The first chapter here is the most interesting part. It kicks off with a bang, putting you in control of a spacecraft in trouble, the sci-fi equivalent of a storm at sea — a comparison that’s surely intended, because the descriptions are peppered with references to ancient Greece and Greek myth. The body of the work is even preceded by an invocation of the muse. While struggling with the controls, the main character, Zephyra, is periodically blacking out and hallucinating from oxygen starvation and G-forces, with the result that descriptions keep changing: a computer’s voice giving status reports, for example, might become disjointed phrases, or melodic gibberish, or various other randomized descriptions, every time you revisit its node. Click on the words “Herculean effort” and Heracles himself will stride into the bridge and take the helm, only to fade into mist on a second look.
After you deal with that crisis, though, the narrative leaps into a flashback, and it never actually returns to the timeframe of chatper 1. Instead, the rest of the story is devoted to world-building, and the bulk of the interaction is spent meandering through a representative cross-section of society on Zephyra’s home world, Kyzikos, from the docks to the palace and finally off into the wilderness on a perilous road to the story’s end. We’re still in mixed sci-fi and ancient Greece here, although chapter 1 was sci-fi with Greek flavoring, and down here it’s more like the reverse: the occasional marble android or tentacled alien spicing up scenes at the agora and so forth. Conspicuously Greek verbiage is used throughout.
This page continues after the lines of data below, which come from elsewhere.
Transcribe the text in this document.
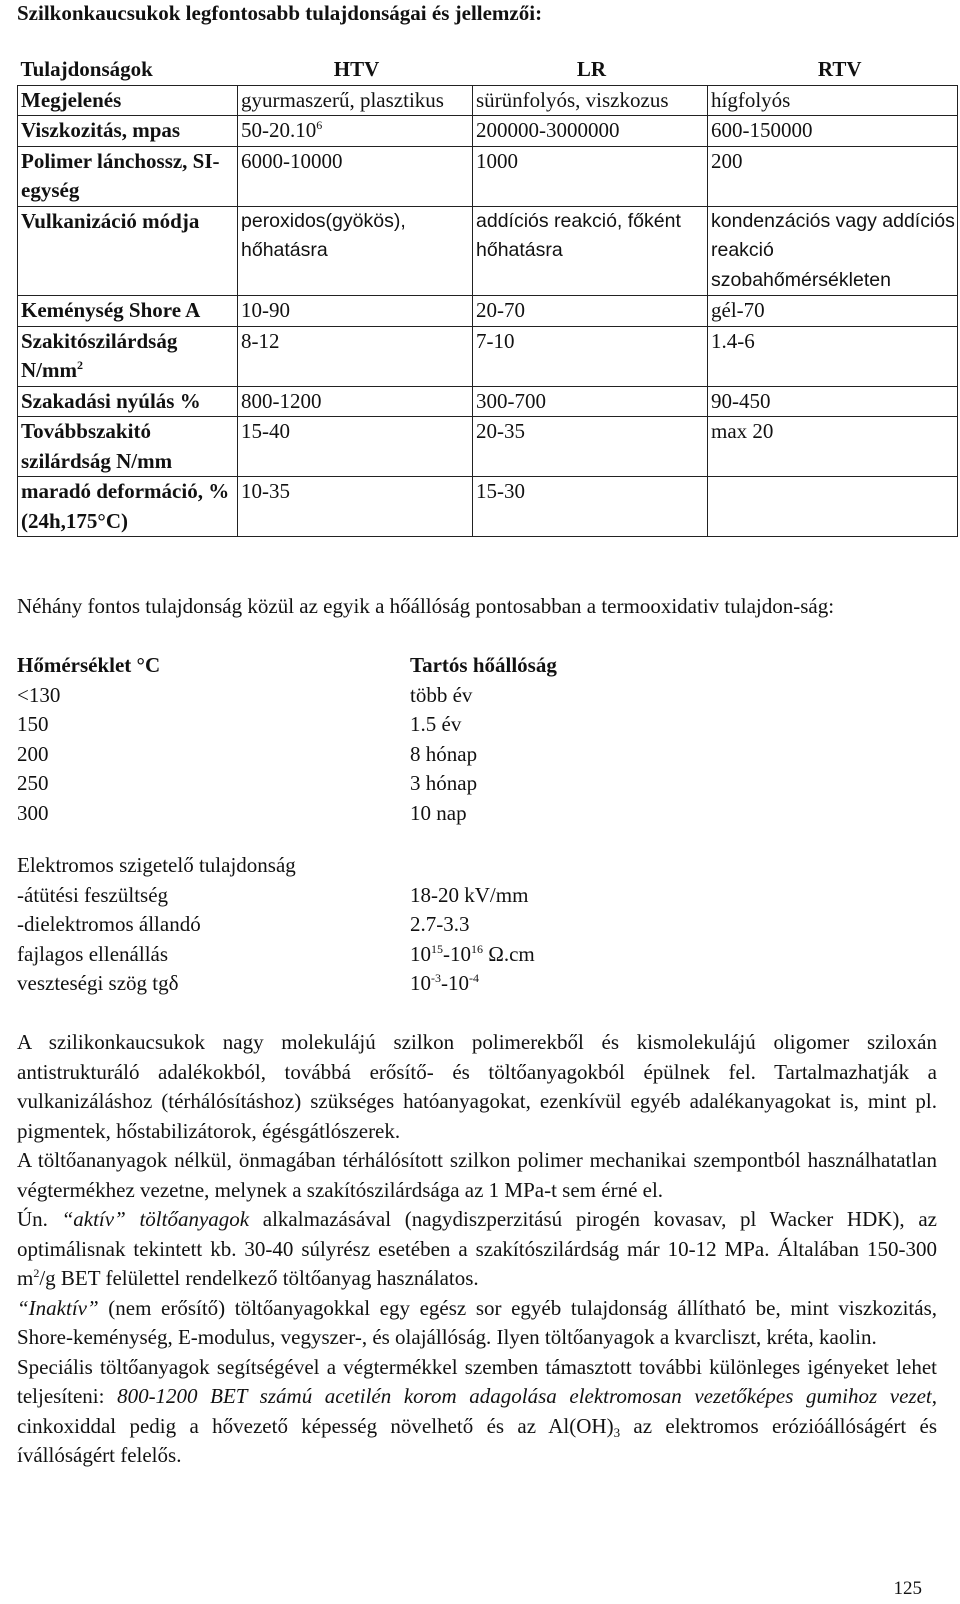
Szilkonkaucsukok legfontosabb tulajdonságai és jellemzői:
Tulajdonságok	HTV	LR	RTV
Megjelenés	gyurmaszerű, plasztikus	sürünfolyós, viszkozus	hígfolyós
Viszkozitás, mpas	50-20.10$^6$	200000-3000000	600-150000
Polimer lánchossz, SI-egység	6000-10000	1000	200
Vulkanizáció módja	peroxidos(gyökös), hőhatásra	addíciós reakció, főként hőhatásra	kondenzációs vagy addíciós reakció szobahőmérsékleten
Keménység Shore A	10-90	20-70	gél-70
Szakitószilárdság $N/mm^2$	8-12	7-10	1.4-6
Szakadási nyúlás %	800-1200	300-700	90-450
Továbbszakitó szilárdság N/mm	15-40	20-35	max 20
maradó deformáció, % (24h,175°C)	10-35	15-30	
Néhány fontos tulajdonság közül az egyik a hőállóság pontosabban a termooxidativ tulajdon-ság:
Hőmérséklet °C	Tartós hőállóság
<130	több év
150	1.5 év
200	8 hónap
250	3 hónap
300	10 nap
Elektromos szigetelő tulajdonság
-átütési feszültség	18-20 kV/mm
-dielektromos állandó	2.7-3.3
fajlagos ellenállás	$10^{15}-10^{16}$ Ω.cm
veszteségi szög tgδ	$10^{-3}-10^{-4}$

A szilikonkaucsukok nagy molekulájú szilkon polimerekből és kismolekulájú oligomer sziloxán antistrukturáló adalékokból, továbbá erősítő- és töltőanyagokból épülnek fel. Tartalmazhatják a vulkanizáláshoz (térhálósításhoz) szükséges hatóanyagokat, ezenkívül egyéb adalékanyagokat is, mint pl. pigmentek, hőstabilizátorok, égésgátlószerek.

A töltőananyagok nélkül, önmagában térhálósított szilkon polimer mechanikai szempontból használhatatlan végtermékhez vezetne, melynek a szakítószilárdsága az 1 MPa-t sem érné el.

Ún. “aktív” töltőanyagok alkalmazásával (nagydiszperzitású pirogén kovasav, pl Wacker HDK), az optimálisnak tekintett kb. 30-40 súlyrész esetében a szakítószilárdság már 10-12 MPa. Általában 150-300 $m^2/g$ BET felülettel rendelkező töltőanyag használatos.

“Inaktív” (nem erősítő) töltőanyagokkal egy egész sor egyéb tulajdonság állítható be, mint viszkozitás, Shore-keménység, E-modulus, vegyszer-, és olajállóság. Ilyen töltőanyagok a kvarcliszt, kréta, kaolin.

Speciális töltőanyagok segítségével a végtermékkel szemben támasztott további különleges igényeket lehet teljesíteni: 800-1200 BET számú acetilén korom adagolása elektromosan vezetőképes gumihoz vezet, cinkoxiddal pedig a hővezető képesség növelhető és az $Al(OH)_3$ az elektromos erózióállóságért és ívállóságért felelős.

125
Although choice-based, the interaction is basically mazelike. At each node, there’s one link that goes forward towards the story’s finish, others that lead off into dead ends or go around in circles. Much of the time, I mean that literally, as probably a majority of the links are devoted to walking around, but conversations and other interactions are handled the same way. Sometimes it’s obvious what the forward link is, sometimes it’s not. I may have just not been paying enough attention, but I have to admit that even when it was clear what I had to do to advance the plot, I seldom had a strong sense of what my goals were. In the first few scenes, it’s obvious: earn some money from fishing, then go off to the agora to spend it. After that, who can say? Zephyra just looks off towards the mountain in the distance, and so off toward the mountain we go.
As I coincidentally said recently about another game loosely inspired by Greek myth, it ends abruptly with the promise of a sequel just at the moment when things seem to be getting started. That feeling is even greater here, probably in part due to the lack of plot over the course of the rest of the story. The whole thing ends with the arrival of a spacecraft called the Argo, which, we are told, “changed life on Kyzikos forever”, and was “the first drop of an upstoppable ripple that impacted even the most distant lands”. But we don’t get to see that. The story we get is just a prelude to it, showing us what Kyzikos was like in times of peace. This could be a good way to provide contrast with what comes after, but it’s pretty unsatisfying to get just half of a contrasting pair.